Douglas A. McIntyre is the co-founder, chief executive officer and editor in chief of 24/7 Wall St. and 24/7 Tempo. He has held these jobs since 2006.

McIntyre has written thousands of articles for 24/7 Wall St. He is an expert on corporate finance, the automotive industry, media companies and international finance. He has edited articles on national demographics, sports, personal income and travel.

His work has been quoted or mentioned in The New York Times, The Wall Street Journal, Los Angeles Times, The Washington Post, NBC News, Time, The New Yorker, HuffPost USA Today, Business Insider, Yahoo, AOL, MarketWatch, The Atlantic, Bloomberg, New York Post, Chicago Tribune, Forbes, The Guardian and many other major publications.
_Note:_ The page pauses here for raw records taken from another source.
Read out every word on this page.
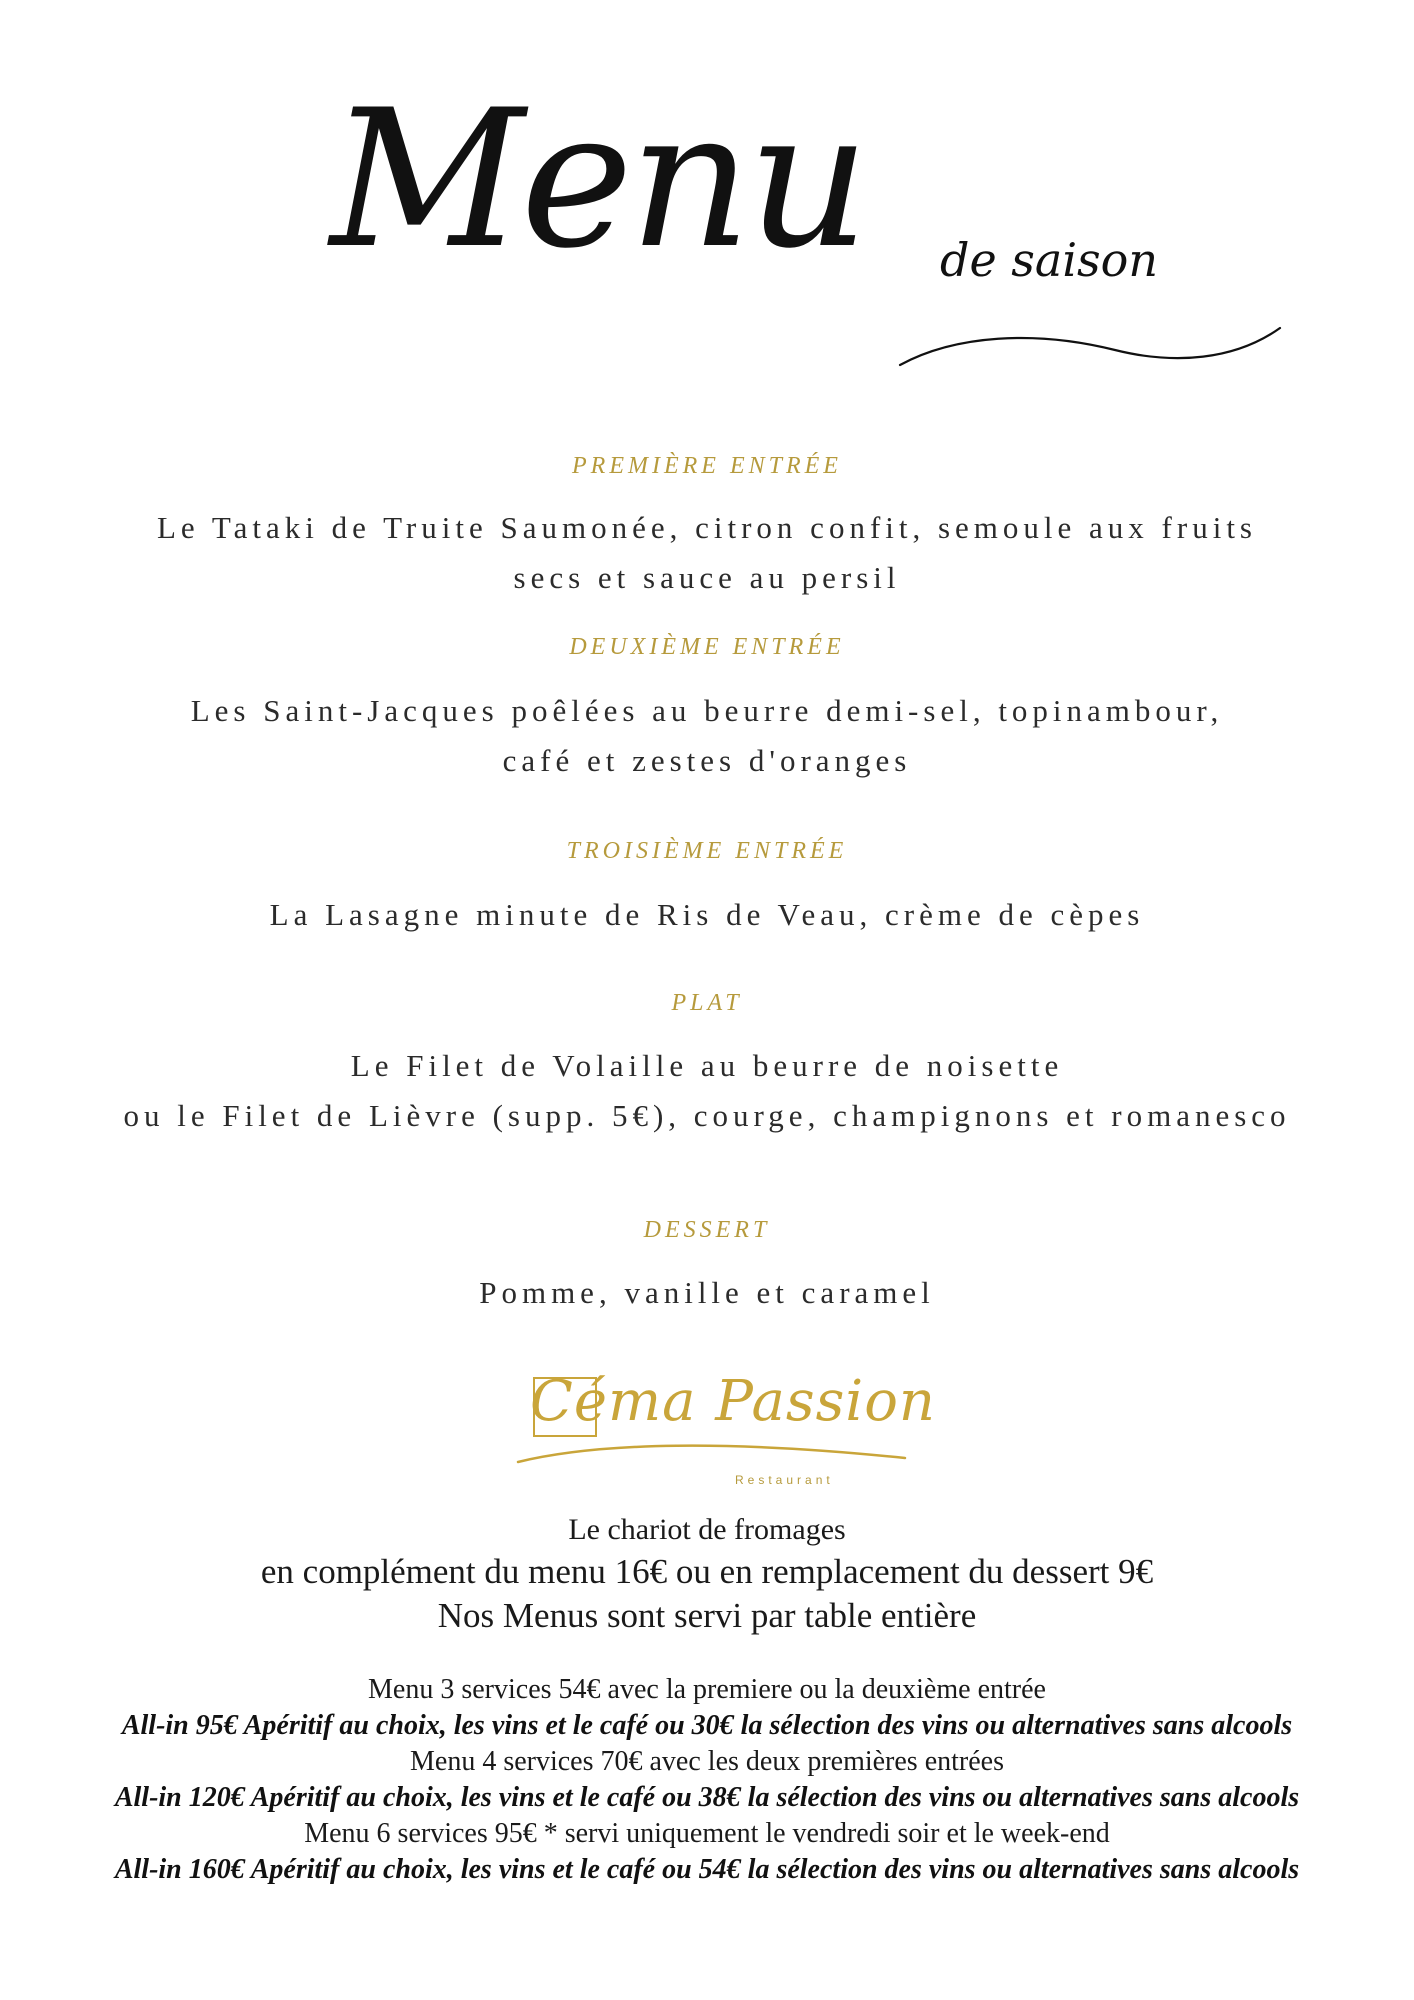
Menu	de saison
PREMIÈRE ENTRÉE
Le Tataki de Truite Saumonée, citron confit, semoule aux fruits
secs et sauce au persil
DEUXIÈME ENTRÉE
Les Saint-Jacques poêlées au beurre demi-sel, topinambour,
café et zestes d'oranges
TROISIÈME ENTRÉE
La Lasagne minute de Ris de Veau, crème de cèpes
PLAT
Le Filet de Volaille au beurre de noisette
ou le Filet de Lièvre (supp. 5€), courge, champignons et romanesco
DESSERT
Pomme, vanille et caramel
Céma Passion
Restaurant
Le chariot de fromages
en complément du menu 16€ ou en remplacement du dessert 9€
Nos Menus sont servi par table entière
Menu 3 services 54€ avec la premiere ou la deuxième entrée
All-in 95€ Apéritif au choix, les vins et le café ou 30€ la sélection des vins ou alternatives sans alcools
Menu 4 services 70€ avec les deux premières entrées
All-in 120€ Apéritif au choix, les vins et le café ou 38€ la sélection des vins ou alternatives sans alcools
Menu 6 services 95€ * servi uniquement le vendredi soir et le week-end
All-in 160€ Apéritif au choix, les vins et le café ou 54€ la sélection des vins ou alternatives sans alcools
McIntyre has been a guest on CNBC, the BBC and television and radio stations across the country.

A magna cum laude graduate of Harvard College, McIntyre also was president of The Harvard Advocate. Founded in 1866, the Advocate is the oldest college publication in the United States.

TheStreet.com, Comps.com and Edgar Online are some of the public companies for which McIntyre served on the board of directors. He was a Vicinity Corporation board member when the company was sold to Microsoft in 2002. He served on the audit committees of some of these companies.

McIntyre has been the CEO of FutureSource, a provider of trading terminals and news to commodities and futures traders. He was president of Switchboard, the online phone directory company. He served as chairman and CEO of On2 Technologies, the video compression company that provided video compression software for Adobe’s Flash. Google bought On2 in 2009.